In time, though, Jimi grew unhappy with the set-up, even though he loved to play with Richard. Sometimes Richard would take a plane from one venue to the next, while his band travelled by bus. Jimi started flouting rules and, some say, was deliberately bad at time-keeping. It was Richard’s brother, Robert, managing the whole tour package, who decided he had to go.
Robert Penniman: “I fired Hendrix, who was using the name Maurice James all the time I knew him. He was a damn good guitar player, but the guy was never on time. He was always late for the bus and flirting with all the girls and stuff like that. It came to a head in New York, where we had been playing the Apollo and Hendrix missed the bus for Washington DC.”
Little Richard himself opined, “Jimi Hendrix’s problem was women. He liked a lot of women. He’d meet women, and he’d forget what he had to do… He’d be hypnotised! Oooh, she’d take over the whole system.”
Robert Penniman phoned Jimi back in NYC from Washington DC and delivered the bad news, in May 1965: “We had some words. I was running the road for Richard and I didn’t accept that kind of bullshit.” Richard and Jimi were not known to speak again before Hendrix’s death.
Don’t get overly excited about ‘lost recordings’, either. Hendrix is pretty certainly on one Little Richard 45, I Don’t Know What You’ve Got (But It’s Got Me) (Vee-Jay, 1965), along with pianist Billy Preston and drummer Bernard Purdie. He’s also somewhere on Dancing All Around the World, also 1965. But a whole album, Friends From The Beginning – Little Richard & Jimi Hendrix is bogus – some of the tracks date from 1971 (Hendrix was dead!), and some believe half of it isn’t even Little Richard!
It was a short and frenzied episode, ultimately, and only made sense to Robert Penniman a couple of years later.
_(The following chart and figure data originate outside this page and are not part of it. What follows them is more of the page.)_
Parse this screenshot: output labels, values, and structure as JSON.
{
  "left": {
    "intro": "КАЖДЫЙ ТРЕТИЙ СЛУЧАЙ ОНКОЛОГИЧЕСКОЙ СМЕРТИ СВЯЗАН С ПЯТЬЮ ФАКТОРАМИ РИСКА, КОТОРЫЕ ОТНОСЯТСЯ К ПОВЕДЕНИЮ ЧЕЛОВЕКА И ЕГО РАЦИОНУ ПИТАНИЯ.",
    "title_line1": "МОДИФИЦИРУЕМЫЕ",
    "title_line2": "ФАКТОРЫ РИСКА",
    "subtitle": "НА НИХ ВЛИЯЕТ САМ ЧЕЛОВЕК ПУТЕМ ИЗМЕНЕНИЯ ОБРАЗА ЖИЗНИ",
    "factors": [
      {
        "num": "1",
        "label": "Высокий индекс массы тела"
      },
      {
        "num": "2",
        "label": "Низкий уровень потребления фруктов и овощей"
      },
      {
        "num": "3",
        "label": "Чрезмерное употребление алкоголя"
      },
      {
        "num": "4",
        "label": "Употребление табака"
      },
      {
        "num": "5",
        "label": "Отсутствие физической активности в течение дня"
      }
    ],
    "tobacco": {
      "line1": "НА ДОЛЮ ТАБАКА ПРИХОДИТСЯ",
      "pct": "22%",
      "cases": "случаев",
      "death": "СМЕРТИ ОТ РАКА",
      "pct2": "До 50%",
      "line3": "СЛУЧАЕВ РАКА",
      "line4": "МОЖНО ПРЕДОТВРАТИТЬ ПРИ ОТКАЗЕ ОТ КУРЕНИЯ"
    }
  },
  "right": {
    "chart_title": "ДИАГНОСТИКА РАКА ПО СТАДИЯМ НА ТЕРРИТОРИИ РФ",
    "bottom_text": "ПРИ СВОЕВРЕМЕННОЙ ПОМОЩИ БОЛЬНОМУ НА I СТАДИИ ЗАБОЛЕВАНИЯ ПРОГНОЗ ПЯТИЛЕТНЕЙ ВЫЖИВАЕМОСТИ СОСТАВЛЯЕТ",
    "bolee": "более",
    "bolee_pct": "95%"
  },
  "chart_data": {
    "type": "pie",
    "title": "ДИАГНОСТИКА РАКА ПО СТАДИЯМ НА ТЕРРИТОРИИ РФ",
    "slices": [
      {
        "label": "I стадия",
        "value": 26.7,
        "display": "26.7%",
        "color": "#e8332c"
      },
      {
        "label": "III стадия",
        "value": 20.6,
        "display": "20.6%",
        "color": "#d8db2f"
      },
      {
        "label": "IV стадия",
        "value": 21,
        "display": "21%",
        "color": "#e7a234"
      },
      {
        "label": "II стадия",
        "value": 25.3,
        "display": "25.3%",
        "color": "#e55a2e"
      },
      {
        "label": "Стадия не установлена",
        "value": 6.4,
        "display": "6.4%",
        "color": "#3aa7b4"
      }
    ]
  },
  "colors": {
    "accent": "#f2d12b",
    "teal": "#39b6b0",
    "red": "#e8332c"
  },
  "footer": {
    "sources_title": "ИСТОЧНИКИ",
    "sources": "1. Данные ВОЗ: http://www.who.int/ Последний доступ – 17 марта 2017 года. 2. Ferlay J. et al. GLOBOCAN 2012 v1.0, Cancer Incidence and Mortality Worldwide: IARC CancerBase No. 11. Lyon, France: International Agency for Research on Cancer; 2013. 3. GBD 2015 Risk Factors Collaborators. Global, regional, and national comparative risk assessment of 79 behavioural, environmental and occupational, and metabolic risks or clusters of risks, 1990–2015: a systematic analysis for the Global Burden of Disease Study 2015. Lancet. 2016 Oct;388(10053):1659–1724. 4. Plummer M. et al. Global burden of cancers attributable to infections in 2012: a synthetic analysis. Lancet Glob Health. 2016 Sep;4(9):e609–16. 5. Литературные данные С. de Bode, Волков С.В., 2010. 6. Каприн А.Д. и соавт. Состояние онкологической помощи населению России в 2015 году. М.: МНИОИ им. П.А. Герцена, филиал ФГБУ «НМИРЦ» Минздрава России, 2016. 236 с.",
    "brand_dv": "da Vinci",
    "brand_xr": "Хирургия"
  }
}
While on a plane, the headset entertainment programme featured this new star, Jimi Hendrix, whom Robert had read was “making like a hundred thousand dollars for 45 minutes.” When Robert later mentioned Hendrix to Little Richard, the singer said, “‘Robert, do you know who that is?’ He let me hang for a couple of minutes, then he said, ‘That’s Maurice James’. I never related Jimi Hendrix to Maurice James until then.”